The University of California, Berkeley spinout launched out of stealth on Tuesday with $11.6 million in seed funding to build AI models trained on real clinician behavior instead of medical literature alone. The round was co-led by Uncork Capital and Frist Cressey Ventures. Moxxie Ventures led the company’s pre-seed round, with participation from Coalition Operators.
Healthcare has become one of the busiest markets for generative AI startups, with companies racing to build copilots, scribes, and clinical assistants on top of large language models. Most rely heavily on text pulled from research papers, medical documentation, and patient notes.
Founded in 2025, Knit Health was created by a group of University of California, Berkeley researchers and academics with backgrounds spanning behavioral economics, causal inference, healthcare, and generative AI. The startup’s long-term goal is ambitious: to become the intelligence layer sitting underneath the daily operational decisions hospitals make across the U.S.
UC Berkeley spinout Knit Health raises $11.6M to build a new kind of healthcare AI
Knit Health is taking a different route. Its Large Clinical Behavior Model, or LCBM, is trained on patterns inside real hospital systems: referral decisions, scheduling behavior, patient routing, discharge timing, care coordination, and the unwritten habits clinicians develop over years of practice.
The company says its model is trained on Truveta EMR data spanning more than 130 million patients across 30 U.S. health systems. The platform uses reinforcement learning, causal inference, and behavioral cloning to learn how clinicians actually make decisions in live care environments.
“Much of what matters most in medicine isn’t written in textbooks, it’s learned through experience with time and navigating the healthcare system,” said Jonathan Kolstad, co-founder and CEO of Knit Health. “Across millions of patient journeys, clinicians develop patterns for what to do next and when. Knit learns from those real-world decisions, transforming collective clinical experience into intelligence that improves how the system works.”
That distinction matters. Healthcare systems often struggle less with medical knowledge itself and more with operational execution. Delays in referrals, inefficient patient flow, overloaded specialists, and inconsistent care coordination create bottlenecks that directly affect outcomes.
Knit Health wants its AI models to sit beneath those operational decisions. The company says its infrastructure can support triage systems, discharge predictions, referral management, care team allocation, and broader workflow optimization across hospitals.
The startup says its models can be fine-tuned to each health system’s referral dynamics, staffing constraints, and internal operating patterns, rather than relying on generalized outputs.
“Knit Health is creating a new approach to AI. Unlike traditional models, it learns and evolves from real human behavior and can be applied across complex systems,” said Tripp Jones, General Partner at Uncork Capital. “This approach redefines how intelligence is captured and scaled, opening entirely new possibilities for AI-driven innovation in healthcare.”
Investors are betting that operational intelligence could become one of the next major layers in healthcare AI. Many current systems still function as assistants that generate text or summarize information. Knit Health is positioning itself closer to the decision infrastructure that helps health systems determine what happens next inside patient care workflows.

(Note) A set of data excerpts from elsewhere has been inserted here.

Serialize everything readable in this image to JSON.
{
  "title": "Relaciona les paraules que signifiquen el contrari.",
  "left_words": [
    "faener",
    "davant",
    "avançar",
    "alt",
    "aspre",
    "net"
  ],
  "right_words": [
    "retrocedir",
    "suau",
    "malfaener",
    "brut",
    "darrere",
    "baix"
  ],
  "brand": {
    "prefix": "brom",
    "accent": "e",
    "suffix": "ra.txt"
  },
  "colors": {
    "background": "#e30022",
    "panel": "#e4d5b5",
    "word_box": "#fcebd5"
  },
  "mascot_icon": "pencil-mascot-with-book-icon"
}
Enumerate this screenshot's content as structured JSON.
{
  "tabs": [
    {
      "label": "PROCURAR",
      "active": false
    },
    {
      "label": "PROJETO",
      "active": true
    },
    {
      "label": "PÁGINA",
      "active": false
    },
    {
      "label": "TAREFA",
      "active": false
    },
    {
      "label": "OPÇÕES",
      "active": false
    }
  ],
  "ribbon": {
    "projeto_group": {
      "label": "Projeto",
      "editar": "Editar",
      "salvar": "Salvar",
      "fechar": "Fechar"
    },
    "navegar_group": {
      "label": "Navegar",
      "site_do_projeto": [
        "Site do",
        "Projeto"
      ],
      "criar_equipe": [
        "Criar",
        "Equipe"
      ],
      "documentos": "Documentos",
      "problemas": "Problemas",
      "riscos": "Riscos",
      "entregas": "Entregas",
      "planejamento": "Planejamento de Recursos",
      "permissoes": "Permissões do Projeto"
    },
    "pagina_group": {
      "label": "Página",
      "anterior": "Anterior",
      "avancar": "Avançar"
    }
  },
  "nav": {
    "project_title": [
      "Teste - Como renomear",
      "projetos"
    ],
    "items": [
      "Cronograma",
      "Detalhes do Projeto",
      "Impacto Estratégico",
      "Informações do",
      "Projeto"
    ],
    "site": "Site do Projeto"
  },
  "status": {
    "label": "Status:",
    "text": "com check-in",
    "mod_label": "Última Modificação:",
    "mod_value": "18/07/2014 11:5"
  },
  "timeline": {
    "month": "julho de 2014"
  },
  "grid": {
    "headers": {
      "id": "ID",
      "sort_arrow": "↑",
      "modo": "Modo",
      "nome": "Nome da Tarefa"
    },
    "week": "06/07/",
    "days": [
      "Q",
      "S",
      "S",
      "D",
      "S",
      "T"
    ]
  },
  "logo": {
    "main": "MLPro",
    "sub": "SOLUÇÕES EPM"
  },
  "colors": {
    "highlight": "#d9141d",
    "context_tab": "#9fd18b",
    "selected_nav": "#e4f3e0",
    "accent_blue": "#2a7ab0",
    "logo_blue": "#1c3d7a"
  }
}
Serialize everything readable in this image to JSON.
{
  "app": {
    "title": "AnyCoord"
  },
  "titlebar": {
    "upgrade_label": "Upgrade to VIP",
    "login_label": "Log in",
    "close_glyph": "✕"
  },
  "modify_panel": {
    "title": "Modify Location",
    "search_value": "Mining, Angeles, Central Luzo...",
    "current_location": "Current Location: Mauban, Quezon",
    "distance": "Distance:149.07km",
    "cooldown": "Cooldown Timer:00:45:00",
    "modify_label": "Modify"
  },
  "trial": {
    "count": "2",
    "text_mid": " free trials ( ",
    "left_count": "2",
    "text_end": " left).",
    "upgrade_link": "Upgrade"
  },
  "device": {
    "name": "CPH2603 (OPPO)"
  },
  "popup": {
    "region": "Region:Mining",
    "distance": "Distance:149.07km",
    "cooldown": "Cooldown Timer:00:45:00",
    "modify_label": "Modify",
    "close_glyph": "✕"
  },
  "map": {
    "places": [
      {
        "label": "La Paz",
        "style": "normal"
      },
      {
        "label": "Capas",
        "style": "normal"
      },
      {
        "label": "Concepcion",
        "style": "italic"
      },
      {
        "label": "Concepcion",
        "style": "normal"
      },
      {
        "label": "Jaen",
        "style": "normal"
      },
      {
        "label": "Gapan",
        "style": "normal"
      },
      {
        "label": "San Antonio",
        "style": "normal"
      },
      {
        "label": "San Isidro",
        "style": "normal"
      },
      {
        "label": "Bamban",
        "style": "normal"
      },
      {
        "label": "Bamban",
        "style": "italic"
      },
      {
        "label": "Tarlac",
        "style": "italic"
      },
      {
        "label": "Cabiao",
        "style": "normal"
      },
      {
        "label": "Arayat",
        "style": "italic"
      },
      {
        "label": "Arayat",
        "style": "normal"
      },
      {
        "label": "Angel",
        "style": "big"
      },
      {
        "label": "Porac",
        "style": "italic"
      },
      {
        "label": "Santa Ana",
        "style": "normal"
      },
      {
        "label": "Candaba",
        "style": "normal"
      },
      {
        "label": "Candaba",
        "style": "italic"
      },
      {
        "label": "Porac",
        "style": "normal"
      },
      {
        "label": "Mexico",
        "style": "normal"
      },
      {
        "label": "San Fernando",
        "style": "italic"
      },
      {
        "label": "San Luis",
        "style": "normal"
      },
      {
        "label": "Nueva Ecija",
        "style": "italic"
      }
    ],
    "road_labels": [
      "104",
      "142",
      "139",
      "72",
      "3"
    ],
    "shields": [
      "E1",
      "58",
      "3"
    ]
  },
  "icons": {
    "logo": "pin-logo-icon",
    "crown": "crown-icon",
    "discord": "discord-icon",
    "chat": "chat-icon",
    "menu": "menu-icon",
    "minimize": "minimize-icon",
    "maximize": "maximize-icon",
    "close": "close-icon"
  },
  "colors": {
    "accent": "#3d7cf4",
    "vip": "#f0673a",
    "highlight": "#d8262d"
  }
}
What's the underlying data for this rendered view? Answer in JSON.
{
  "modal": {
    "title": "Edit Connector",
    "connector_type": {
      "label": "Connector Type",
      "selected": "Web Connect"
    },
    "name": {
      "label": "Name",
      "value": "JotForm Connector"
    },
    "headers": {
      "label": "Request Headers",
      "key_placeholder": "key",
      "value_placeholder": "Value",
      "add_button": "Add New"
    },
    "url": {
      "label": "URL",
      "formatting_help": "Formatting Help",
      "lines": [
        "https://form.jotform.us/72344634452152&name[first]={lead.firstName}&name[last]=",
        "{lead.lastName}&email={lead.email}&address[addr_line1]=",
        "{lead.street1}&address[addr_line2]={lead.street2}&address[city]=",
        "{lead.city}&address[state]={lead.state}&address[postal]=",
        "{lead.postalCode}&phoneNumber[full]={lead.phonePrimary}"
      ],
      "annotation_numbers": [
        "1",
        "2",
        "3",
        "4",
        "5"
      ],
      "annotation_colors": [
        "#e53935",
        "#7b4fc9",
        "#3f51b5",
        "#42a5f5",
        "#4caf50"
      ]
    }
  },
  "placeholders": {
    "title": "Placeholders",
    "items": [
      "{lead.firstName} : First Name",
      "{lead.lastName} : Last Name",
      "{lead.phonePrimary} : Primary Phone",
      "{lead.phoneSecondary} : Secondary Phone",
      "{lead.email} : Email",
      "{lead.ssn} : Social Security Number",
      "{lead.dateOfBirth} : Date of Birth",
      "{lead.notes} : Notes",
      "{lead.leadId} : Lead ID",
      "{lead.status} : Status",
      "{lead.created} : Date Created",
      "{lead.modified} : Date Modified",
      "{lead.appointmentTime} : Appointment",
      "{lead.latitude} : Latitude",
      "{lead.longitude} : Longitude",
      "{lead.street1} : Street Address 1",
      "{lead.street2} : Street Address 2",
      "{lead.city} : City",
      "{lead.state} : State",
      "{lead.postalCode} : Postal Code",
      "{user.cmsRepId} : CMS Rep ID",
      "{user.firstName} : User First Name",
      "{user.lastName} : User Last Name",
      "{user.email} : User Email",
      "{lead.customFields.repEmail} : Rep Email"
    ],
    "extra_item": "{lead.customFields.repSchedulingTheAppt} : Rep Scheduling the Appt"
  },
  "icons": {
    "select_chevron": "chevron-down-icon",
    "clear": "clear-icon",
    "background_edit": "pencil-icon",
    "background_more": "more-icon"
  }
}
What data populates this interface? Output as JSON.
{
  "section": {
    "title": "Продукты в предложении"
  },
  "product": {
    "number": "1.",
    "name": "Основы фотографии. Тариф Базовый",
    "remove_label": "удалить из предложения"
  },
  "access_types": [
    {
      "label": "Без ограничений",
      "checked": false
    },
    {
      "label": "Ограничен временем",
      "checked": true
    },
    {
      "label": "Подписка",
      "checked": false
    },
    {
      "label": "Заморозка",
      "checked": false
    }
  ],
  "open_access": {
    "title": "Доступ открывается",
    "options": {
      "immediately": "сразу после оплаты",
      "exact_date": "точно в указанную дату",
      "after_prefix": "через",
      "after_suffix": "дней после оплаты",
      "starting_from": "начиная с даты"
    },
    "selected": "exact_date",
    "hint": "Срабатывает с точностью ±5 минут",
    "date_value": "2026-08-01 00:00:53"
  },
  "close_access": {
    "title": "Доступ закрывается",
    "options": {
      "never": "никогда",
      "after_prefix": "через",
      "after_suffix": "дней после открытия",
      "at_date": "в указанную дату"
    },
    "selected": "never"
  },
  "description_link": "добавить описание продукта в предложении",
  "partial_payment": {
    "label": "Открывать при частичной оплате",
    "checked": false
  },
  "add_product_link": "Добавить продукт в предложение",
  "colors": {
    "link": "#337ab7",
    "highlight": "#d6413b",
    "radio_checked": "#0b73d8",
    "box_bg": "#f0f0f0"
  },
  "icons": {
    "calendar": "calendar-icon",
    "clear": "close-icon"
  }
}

“The hardest challenge in healthcare isn’t knowing what good care looks like; it’s delivering it consistently for every patient,” said Navid Farzad, Managing Partner at Frist Cressey Ventures. “Knit Health’s model embeds the best clinical intelligence directly into the workflow, helping clinicians make better decisions faster and more consistently. At scale, this will improve patient outcomes and transform clinical operations across health systems.”
The company says it operates with HIPAA compliance, governance controls, bias testing, and continuous monitoring as it works with health systems on early deployments focused on patient flow, triage, and quality improvement.